Рассказывать он начал с места в карьер, только рванул машину, тут же и пошло без умолку…
— Откровенно сказать, здесь доставалось всем. Этих, — он кивнул на дом, расположенный на другой стороне улицы, — ровно через год взяли в крепость, и они там сапожничали, а потом их убили айзсарги. Ну, одного из мерзавцев я в сорок девятом году нашел, это был Рокпелнис, айзсарг, я его узнал на улице, побежал за ним, задыхаюсь, но догнал у проходной будки завода, вызвали милиционера, я звоню в Ригу, заместителю министра, при моих связях это сделать было нетрудно, вся Латвия носит мои челюсти, и тогда, при Ульманисе, и потом, а сейчас я начальнику ОБХСС сделал нижнюю челюсть, да, так вот, я немедленно связываюсь с заместителем министра, из Риги выезжают прокурор, следователь, и Рокпелниса берут, судят, ему дают двадцать пять лет… А теперь мы едем по улице Райниса, что вам рассказывать, вы сами видите, это красота! До войны здесь ничего этого не было, все новостройки, а секретарь горкома у нас замечательный: очень интеллигентный человек, никогда не повысит голоса, никогда не кричит, я был у него на приеме, так он мне подал пальто…
Да, так вот, с сорок девятого года я их вылавливаю, у меня заведен целый архив, я имею двести сорок пять карточек, работаю, конечно, в контакте с органами, а началось все с того, что я увидел сон. Мне приснились моя жена и дочь, девочка четырнадцати лет, красавица, я сплю и слышу, как они меня зовут: «Папа, мы приехали, папа, открой!..» Я кричу, я падаю с кровати, жена страшно испугалась: «Что с тобой?..» Это была моя вторая жена, тоже из гетто, мы с ней познакомились после войны, у нее тоже все погибли: дочка, муж… Так вот, моя покойная жена (она, бедная, умерла в прошлом году столько переживаний, кто это может выдержать?) говорит: «Знаешь что, отправляйся в Польшу, в Штутгоф, они тебя зовут, разыщи их могилу…» И вы знаете, я добился: через того заместителя министра получил паспорт, визу, все в порядке, я еду в Штутгоф и, конечно, никаких следов не нахожу. Какие следы? Памятник, братская могила — вот и все. Но с тех пор я немного успокоился и начал действовать…

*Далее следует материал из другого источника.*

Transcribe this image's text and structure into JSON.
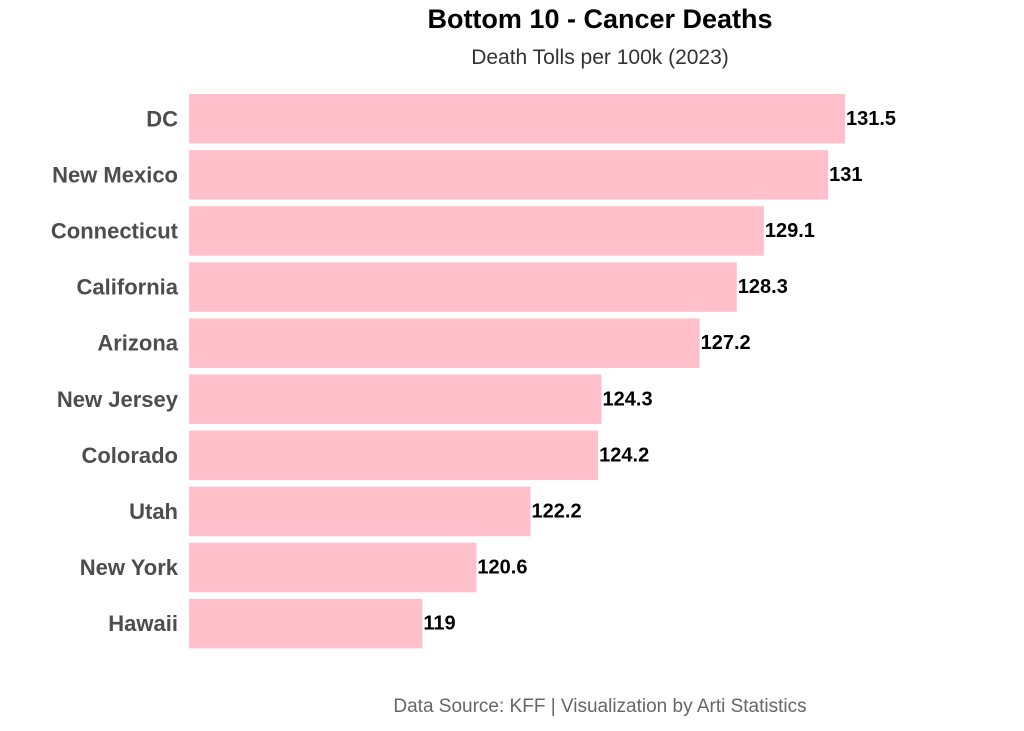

Город, по которому мы ехали, был зеленым, нешумным и опрятным, как все прибалтийские города. Сейчас его перестраивали и расширяли: многие улицы были перекопаны — где прокладывали трамвайную линию, где трамвайную линию снимали. В зелени цветов стояли застекленные кафе новейшего образца. Но Шильдеровская улица (ныне Юрия Гагарина) сохранила свой прежний облик: здесь все дома были старые, трехэтажные, и я тут же заселил ее в своем воображении людьми из семейного альбома. Я прямо-таки, можно сказать, увидел моего деда, направляющегося к себе в банк, с золотой цепочкой на жилете, в котелке, с палкой, и мою мать — маленькую девочку с косичками, с бантом, в гимназическом платье, в высоких зашнурованных ботинках…
Миндлин тем временем подвел меня к красному кирпичному дому и стал рассказывать, что именно из этого дома его вместе с женой и дочерью в августе сорок первого года вывезли в гетто, в крепость, которую нам предстояло теперь осмотреть.
Я уже говорил, что в детстве об этой крепости, как об одной из примет и достопримечательностей города, слышал неоднократно, и она мне мерещилась в виде какого-то рыцарского замка. Впрочем, упоминали ее и в связи с событиями 1905 года: как туда ходили демонстрации с красными флагами и требовали освободить заключенных.